Manuela Camponovo
journaliste culturelle au Giornale del Popolo (Lugano)

Le 1er mai sortira le deuxième numéro de Viceversa Littérature , la revue annuelle de littérature contemporaine suisse étroitement liée à notre site. Cette deuxième livraison contient un épais dossier sur la critique littéraire en Suisse. En parallèle, Culturactif.ch invite au fil du printemps trois personnalités significatives pour la critique littéraire de ce pays : Isabelle Rüf en mai, Charles Linsmayer en juin, et ce mois-ci, Manuela Camponovo.

 

Entretien avec Manuela Camponovo (par Anne Pitteloud)

Vous êtes responsable du supplément culturel hebdomadaire du Giornale del Popolo , qui paraît le samedi (quatre pages, dont une consacrée à la littérature).
Comme l'indique le dossier de Viceversa Littérature sur la critique (à paraître le 1 er  mai prochain), les autres quotidiens tessinois publient une à trois pages « Culture » par jour, mais davantage axées sur le divertissement: les livres y sont plus souvent traités par le biais d'entretiens avec les auteurs, ou d'annonces de parutions, que sous forme de critique. Vos pages littéraires privilégient au contraire la critique, publient des poèmes, etc. Vous êtes particulièrement attentive à la littérature tessinoise et suisse en général. Parlez-nous de ces choix.

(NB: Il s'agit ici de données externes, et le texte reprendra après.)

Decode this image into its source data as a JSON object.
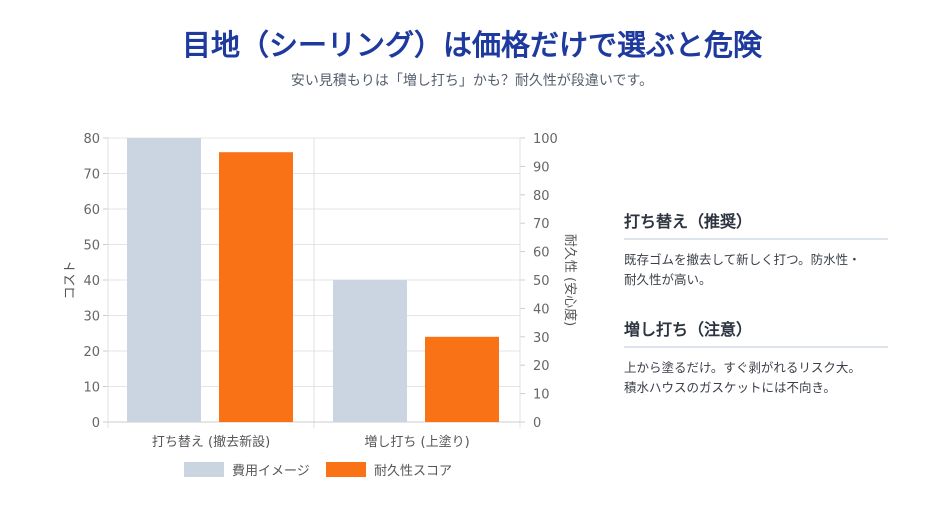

Le fait de ne pas avoir de page culturelle quotidienne nous permet de moins être à la traîne des conférences de presse et de l'actualité plus contingente, qui trouvent néanmoins place dans les pages quotidiennes de chronique ou d'agenda, et de mettre davantage l'accent sur l'approfondissement. A la littérature, nous consacrons en effet une page, la seconde en général, et parfois même, en relation avec des événements ou des personnages particulièrement importants, la couverture.
Nous avons tout un groupe de collaborateurs à qui nous commandons les interviews, ou alors ce sont eux qui nous font des propositions, que nous évaluons de cas en cas. Mais, par exemple, le poète et critique Gilberto Isella, pour sa rubrique mensuelle « Il palchetto »( ce terme, qui dans un journal signifie « entrefilet », désigne aussi, suivant le contexte, le rayon d'une bibliothèque ou une loge de théâtre, N.d.T. ) , jouit d'une autonomie absolue dans ses choix, qui explorent surtout la poésie contemporaine, mais aussi les récits et les essais au plan international. Dans le numéro du 29 mars, il a présenté une anthologie de poètes israéliens quasi inconnus par rapport aux noms qui circulent constamment, Yehoshua, Oz, Grossman… Et c'est un choix de niche qui reflète parfaitement l'esprit de notre supplément. En italien, nous avons cette expression : « piove sul bagnato », « il pleut où c'est mouillé », c'est-à-dire là où ce ne serait pas nécessaire… Voilà, nous, nous ne voulons pas faire pleuvoir sur le mouillé : parce que c'est inutile et que quelqu'un d'autre, qui mérite l'attention, risque de rester « au sec », c'est-à-dire, dans notre cas, inconnu…
En parlant de « niche », de marginalité, la majeure partie de la littérature tessinoise, et suisse, entre dans cette catégorie, comparée au panorama mondial : alors, pourquoi parler du dernier best-seller ou du nom déjà connu et confirmé, dont tout le monde s'occupe ? D'un côté, nous sommes un journal régional, fortement enraciné dans le territoire. De l'autre, il faut voir aussi que le lecteur qui s'intéresse aux pages culturelles est un lecteur « transversal » : étant donné notre environnement italophone, il achètera le samedi La Stampa , quotidien de Turin, pour son supplément « Tuttolibri » et, le lendemain, l'édition dominicale du journal économique Sole24 ore , le supplément culturel italien le plus sérieux et qui fait le plus autorité. Nous ne nous mesurons pas à eux, ni ne voulons nous imposer avec les mêmes sujets : le peu de place dont nous disposons, il vaut mieux l'occuper pour valoriser ce dont les autres, d'habitude, ne parlent pas.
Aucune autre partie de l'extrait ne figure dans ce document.